On 1 July 2020, Antonia De Meo was appointed the Director of the United Nations Interregional Crime and Justice Research Institute by Secretary-General António Guterres. She was preceded by Bettina Tucci Bartsiotas.

UNICRI is one of the six autonomous UN research and training institutes and the only one focused on criminal justice and crime prevention. Established in 1968, its Statute sets a broad mandate in the fields of justice, crime prevention, and rule of law. This includes formulating research on emerging threats, developing policies on crime prevention, and implementing programmes in specialized fields of crime, justice, and security.

Some notable milestones have been recorded under Ms. De Meo's leadership.

On 7 June 2023, the United Nations Economic and Social Council (ECOSOC) passed a landmark resolution that acknowledges the role of UNICRI as a valuable component of the UN system and contributor to the realization of the 2030 Agenda for Sustainable Development. This was the first such resolution from an institutional level on the work of UNICRI since UNICRI was established.

On 15 February 2023, UNICRI, with the support of the Permanent Mission of Italy, launched its new Strategic Programme Framework (SPF) 2023 – 2026, which lays the foundation for its work over the next four years.

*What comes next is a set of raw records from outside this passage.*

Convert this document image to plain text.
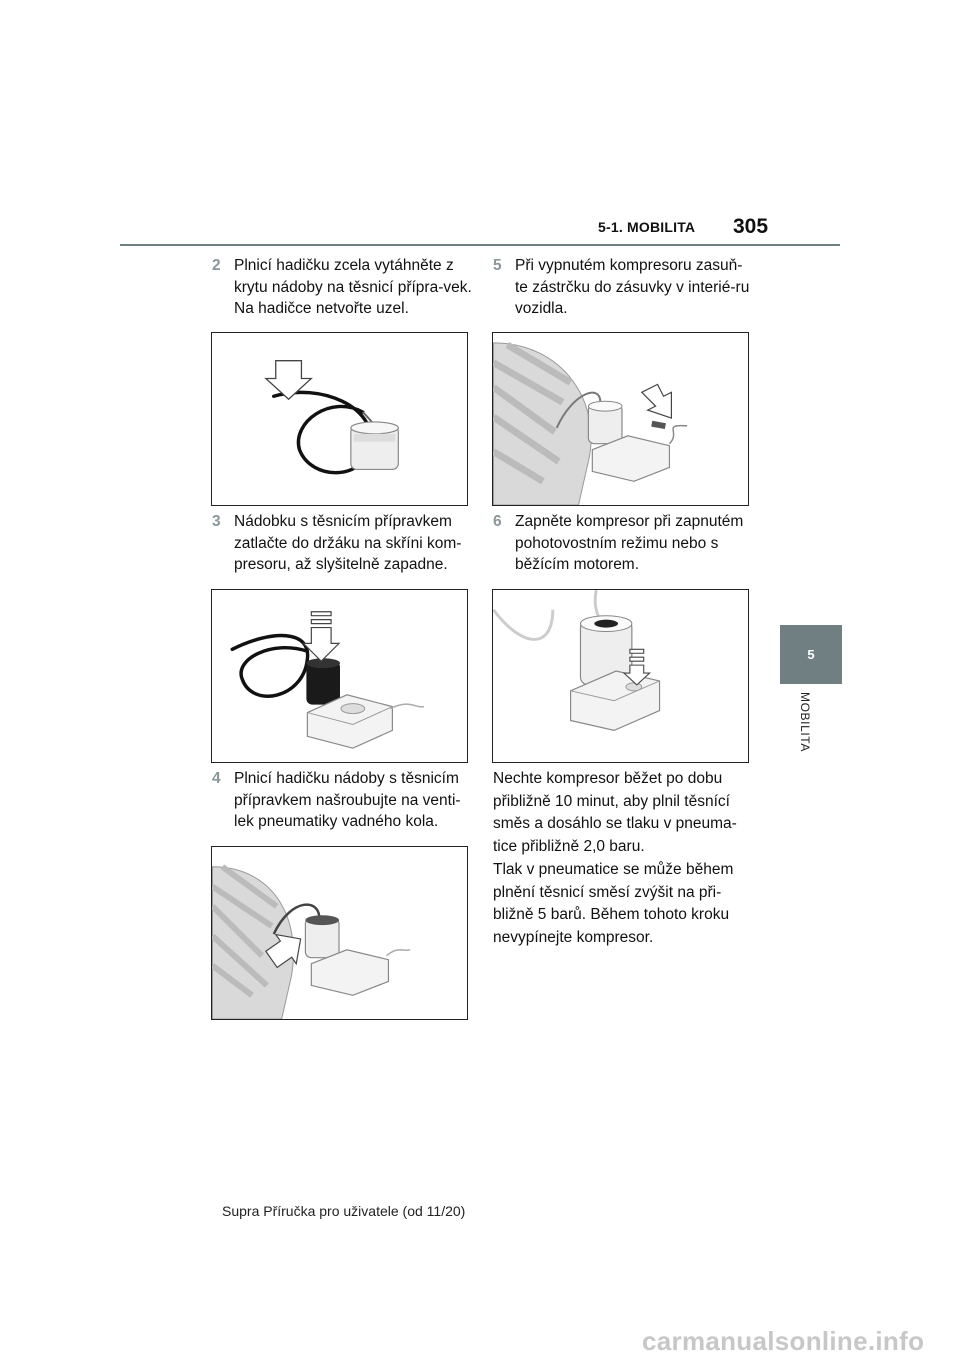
5-1. MOBILITA 305
5
MOBILITA
2 Plnicí hadičku zcela vytáhněte z krytu nádoby na těsnicí přípra-vek. Na hadičce netvořte uzel.
3 Nádobku s těsnicím přípravkem zatlačte do držáku na skříni kom-presoru, až slyšitelně zapadne.
4 Plnicí hadičku nádoby s těsnicím přípravkem našroubujte na venti-lek pneumatiky vadného kola.
5 Při vypnutém kompresoru zasuň-te zástrčku do zásuvky v interié-ru vozidla.
6 Zapněte kompresor při zapnutém pohotovostním režimu nebo s běžícím motorem.
Nechte kompresor běžet po dobu přibližně 10 minut, aby plnil těsnící směs a dosáhlo se tlaku v pneuma-tice přibližně 2,0 baru.
Tlak v pneumatice se může během plnění těsnicí směsí zvýšit na při-bližně 5 barů. Během tohoto kroku nevypínejte kompresor.
Supra Příručka pro uživatele (od 11/20)
carmanualsonline.info
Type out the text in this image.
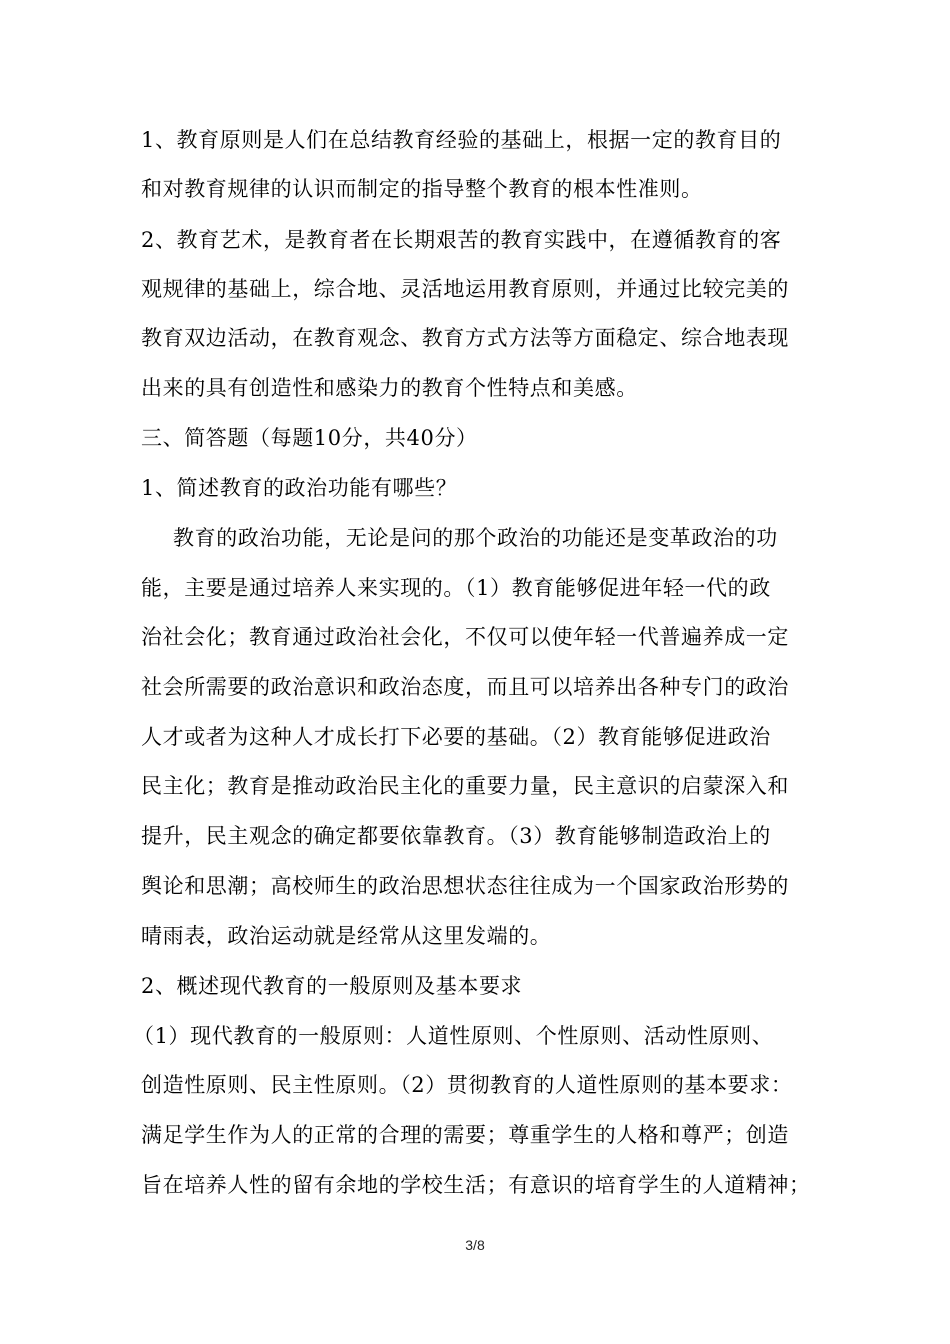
1、教育原则是人们在总结教育经验的基础上，根据一定的教育目的
和对教育规律的认识而制定的指导整个教育的根本性准则。
2、教育艺术，是教育者在长期艰苦的教育实践中，在遵循教育的客
观规律的基础上，综合地、灵活地运用教育原则，并通过比较完美的
教育双边活动，在教育观念、教育方式方法等方面稳定、综合地表现
出来的具有创造性和感染力的教育个性特点和美感。
三、简答题（每题10分，共40分）
1、简述教育的政治功能有哪些？
教育的政治功能，无论是问的那个政治的功能还是变革政治的功
能，主要是通过培养人来实现的。（1）教育能够促进年轻一代的政
治社会化；教育通过政治社会化，不仅可以使年轻一代普遍养成一定
社会所需要的政治意识和政治态度，而且可以培养出各种专门的政治
人才或者为这种人才成长打下必要的基础。（2）教育能够促进政治
民主化；教育是推动政治民主化的重要力量，民主意识的启蒙深入和
提升，民主观念的确定都要依靠教育。（3）教育能够制造政治上的
舆论和思潮；高校师生的政治思想状态往往成为一个国家政治形势的
晴雨表，政治运动就是经常从这里发端的。
2、概述现代教育的一般原则及基本要求
（1）现代教育的一般原则：人道性原则、个性原则、活动性原则、
创造性原则、民主性原则。（2）贯彻教育的人道性原则的基本要求：
满足学生作为人的正常的合理的需要；尊重学生的人格和尊严；创造
旨在培养人性的留有余地的学校生活；有意识的培育学生的人道精神；
3/8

The Framework considers the rapidly changing global criminal landscape. Criminal networks, alliances, and economies are adapting in sophisticated, transnational, and interconnected ways that allow the expansion of their reach, influence, profit, and impact, while distinct threats are converging and providing new opportunities for criminal enterprises and exploitation to flourish.